# décoration zinguée



## Heidee_

Bonjour à tous
je dois traduire en italien le descriptif d'un hotel mais je n'arrive pas à trouver une traduction pour "décoration zinguée". La phrase complète c'est:
"décoration zinguée, très classe, avec des meubles en bois et des chaises années 70" que j'ai essayé de traduire comme "arredamento con particolari in zinco (???), di gran classe, con mobili in legno e sedie anni '70". 
Merci par avance pour votre aide!


----------



## patrovytt

Heidee_ said:


> Bonjour à tous
> je dois traduire en italien le descriptif d'un hotel mais je n'arrive pas à trouver une traduction pour "décoration zinguée". La phrase complète c'est:
> "décoration zinguée, très classe, avec des meubles en bois et des chaises années 70" que j'ai essayé de traduire comme "arredamento con particolari in zinco (???), di gran classe, con mobili in legno e sedie anni '70".
> Merci par avance pour votre aide!


Forse è meglio dire "particolari zincati"...?


----------



## Heidee_

in effetti… :-D 
grazie!


----------



## matoupaschat

Altra proposta, invece di particolari, che non mi piace troppo (ma non saprei dire perché) : elementi di/dell'arredamento zincati .


----------



## Heidee_

grazie mille!


----------



## patrovytt

matoupaschat said:


> Altra proposta, invece di particolari, che non mi piace troppo (ma non saprei dire perché) : elementi di/dell'arredamento zincati .

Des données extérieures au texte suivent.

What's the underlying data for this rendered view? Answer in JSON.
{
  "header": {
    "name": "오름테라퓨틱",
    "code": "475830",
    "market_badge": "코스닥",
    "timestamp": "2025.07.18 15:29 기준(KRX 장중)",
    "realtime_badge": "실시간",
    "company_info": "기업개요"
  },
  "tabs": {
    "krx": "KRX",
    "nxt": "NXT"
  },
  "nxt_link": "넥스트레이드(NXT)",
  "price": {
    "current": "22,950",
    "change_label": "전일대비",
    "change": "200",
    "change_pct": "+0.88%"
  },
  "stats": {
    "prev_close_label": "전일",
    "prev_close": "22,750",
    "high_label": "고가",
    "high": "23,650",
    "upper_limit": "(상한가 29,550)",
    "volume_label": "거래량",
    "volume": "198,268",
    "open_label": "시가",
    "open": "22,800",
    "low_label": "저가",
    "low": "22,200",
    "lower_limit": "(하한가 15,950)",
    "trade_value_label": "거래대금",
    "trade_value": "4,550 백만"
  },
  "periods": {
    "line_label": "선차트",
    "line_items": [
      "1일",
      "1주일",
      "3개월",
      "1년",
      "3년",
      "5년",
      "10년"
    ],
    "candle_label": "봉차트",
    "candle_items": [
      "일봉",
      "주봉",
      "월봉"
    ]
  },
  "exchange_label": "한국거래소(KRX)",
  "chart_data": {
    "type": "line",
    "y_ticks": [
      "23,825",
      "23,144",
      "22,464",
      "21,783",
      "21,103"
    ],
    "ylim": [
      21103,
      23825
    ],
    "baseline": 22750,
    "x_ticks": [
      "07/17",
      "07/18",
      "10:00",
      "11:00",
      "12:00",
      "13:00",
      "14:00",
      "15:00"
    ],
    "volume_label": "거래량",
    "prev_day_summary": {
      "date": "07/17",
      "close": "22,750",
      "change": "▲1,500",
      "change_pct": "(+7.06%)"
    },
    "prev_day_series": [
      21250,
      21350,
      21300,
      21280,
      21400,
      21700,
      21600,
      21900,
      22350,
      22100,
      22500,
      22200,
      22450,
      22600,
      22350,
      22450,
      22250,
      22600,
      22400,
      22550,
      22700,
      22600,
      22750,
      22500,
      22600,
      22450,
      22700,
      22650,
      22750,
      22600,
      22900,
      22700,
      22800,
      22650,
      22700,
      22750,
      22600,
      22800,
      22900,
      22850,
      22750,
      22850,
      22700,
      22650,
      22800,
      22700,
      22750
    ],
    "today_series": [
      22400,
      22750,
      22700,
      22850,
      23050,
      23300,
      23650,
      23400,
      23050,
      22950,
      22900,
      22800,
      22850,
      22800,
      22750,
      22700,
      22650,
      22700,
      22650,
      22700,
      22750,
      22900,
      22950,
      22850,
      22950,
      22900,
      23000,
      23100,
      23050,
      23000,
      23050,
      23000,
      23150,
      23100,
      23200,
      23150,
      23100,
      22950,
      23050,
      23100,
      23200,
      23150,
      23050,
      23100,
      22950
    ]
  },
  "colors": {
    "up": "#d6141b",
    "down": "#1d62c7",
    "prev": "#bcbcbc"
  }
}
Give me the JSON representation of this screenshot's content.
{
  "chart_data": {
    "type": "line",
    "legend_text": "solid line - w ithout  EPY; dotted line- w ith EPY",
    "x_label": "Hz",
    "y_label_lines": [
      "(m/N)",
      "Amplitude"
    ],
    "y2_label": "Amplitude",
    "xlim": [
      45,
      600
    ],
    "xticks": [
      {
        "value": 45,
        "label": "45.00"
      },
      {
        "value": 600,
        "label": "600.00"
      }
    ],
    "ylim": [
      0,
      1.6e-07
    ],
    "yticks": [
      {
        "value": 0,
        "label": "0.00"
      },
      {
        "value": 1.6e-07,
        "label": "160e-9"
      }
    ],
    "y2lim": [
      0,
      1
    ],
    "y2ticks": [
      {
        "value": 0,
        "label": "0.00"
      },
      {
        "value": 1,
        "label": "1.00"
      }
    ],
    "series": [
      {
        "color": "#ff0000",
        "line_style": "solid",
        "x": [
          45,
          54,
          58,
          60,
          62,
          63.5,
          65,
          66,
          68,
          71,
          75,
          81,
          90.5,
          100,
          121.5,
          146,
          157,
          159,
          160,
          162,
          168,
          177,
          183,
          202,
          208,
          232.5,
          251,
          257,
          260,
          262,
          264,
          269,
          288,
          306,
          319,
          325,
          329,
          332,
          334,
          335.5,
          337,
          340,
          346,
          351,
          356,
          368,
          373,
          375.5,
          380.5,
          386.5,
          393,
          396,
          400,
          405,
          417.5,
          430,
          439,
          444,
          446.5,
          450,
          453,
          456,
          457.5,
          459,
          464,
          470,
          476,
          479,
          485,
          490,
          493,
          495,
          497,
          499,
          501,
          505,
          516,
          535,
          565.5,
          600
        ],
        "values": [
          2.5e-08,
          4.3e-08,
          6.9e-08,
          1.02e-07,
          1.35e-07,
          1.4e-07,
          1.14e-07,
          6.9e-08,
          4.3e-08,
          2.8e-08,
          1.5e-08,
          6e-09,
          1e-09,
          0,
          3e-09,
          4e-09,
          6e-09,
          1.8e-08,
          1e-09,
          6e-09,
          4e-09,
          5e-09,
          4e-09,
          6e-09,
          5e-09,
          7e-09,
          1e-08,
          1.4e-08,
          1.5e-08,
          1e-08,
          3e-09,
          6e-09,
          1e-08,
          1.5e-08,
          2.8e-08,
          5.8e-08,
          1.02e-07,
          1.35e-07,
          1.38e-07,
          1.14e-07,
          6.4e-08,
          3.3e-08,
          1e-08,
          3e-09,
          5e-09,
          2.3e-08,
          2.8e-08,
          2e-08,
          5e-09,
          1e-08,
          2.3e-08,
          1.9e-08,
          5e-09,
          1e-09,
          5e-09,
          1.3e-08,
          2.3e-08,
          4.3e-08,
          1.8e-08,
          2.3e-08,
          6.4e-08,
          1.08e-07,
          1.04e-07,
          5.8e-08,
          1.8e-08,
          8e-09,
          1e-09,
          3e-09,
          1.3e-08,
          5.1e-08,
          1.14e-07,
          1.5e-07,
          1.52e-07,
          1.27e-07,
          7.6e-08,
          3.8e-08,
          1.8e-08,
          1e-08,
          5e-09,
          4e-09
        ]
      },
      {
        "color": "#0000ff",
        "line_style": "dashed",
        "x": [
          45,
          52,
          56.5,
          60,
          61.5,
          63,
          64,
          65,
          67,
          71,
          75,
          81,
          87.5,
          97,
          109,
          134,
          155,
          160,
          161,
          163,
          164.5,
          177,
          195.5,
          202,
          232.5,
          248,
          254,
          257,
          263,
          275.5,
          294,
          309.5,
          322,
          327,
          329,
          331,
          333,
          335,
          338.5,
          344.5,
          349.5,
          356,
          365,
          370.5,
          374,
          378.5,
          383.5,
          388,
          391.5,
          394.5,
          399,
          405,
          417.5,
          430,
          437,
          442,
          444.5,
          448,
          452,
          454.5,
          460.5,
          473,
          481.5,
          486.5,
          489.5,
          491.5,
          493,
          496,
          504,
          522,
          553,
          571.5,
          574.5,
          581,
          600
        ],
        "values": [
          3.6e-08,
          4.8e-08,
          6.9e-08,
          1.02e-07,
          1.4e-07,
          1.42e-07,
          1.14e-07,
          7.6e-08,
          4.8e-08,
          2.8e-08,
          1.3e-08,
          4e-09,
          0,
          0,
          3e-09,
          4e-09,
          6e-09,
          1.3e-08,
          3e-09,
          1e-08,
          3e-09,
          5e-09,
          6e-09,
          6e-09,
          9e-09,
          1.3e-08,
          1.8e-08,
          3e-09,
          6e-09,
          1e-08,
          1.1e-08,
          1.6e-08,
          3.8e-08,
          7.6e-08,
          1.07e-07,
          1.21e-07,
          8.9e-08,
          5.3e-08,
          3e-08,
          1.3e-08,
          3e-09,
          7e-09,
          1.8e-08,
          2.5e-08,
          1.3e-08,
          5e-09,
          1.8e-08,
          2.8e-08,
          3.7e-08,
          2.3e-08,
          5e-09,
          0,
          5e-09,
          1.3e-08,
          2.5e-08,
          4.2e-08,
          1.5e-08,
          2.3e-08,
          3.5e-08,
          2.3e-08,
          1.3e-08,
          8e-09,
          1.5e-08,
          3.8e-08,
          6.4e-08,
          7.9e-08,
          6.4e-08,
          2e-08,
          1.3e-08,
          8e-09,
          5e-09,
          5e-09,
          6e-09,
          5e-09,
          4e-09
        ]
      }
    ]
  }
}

 Mi sa che hai ragione... aggiungerei "elementi dell'arredamento con _inserti_ zincati"


----------



## matoupaschat

È una buona idea ! Facevo fatica a rappresentarmi "une décoration zinguée", mi venivano in mente le sole immagini dei vecchi annaffiatoi della mia infanzia, e così mi sembra di cominciare a capire ...


----------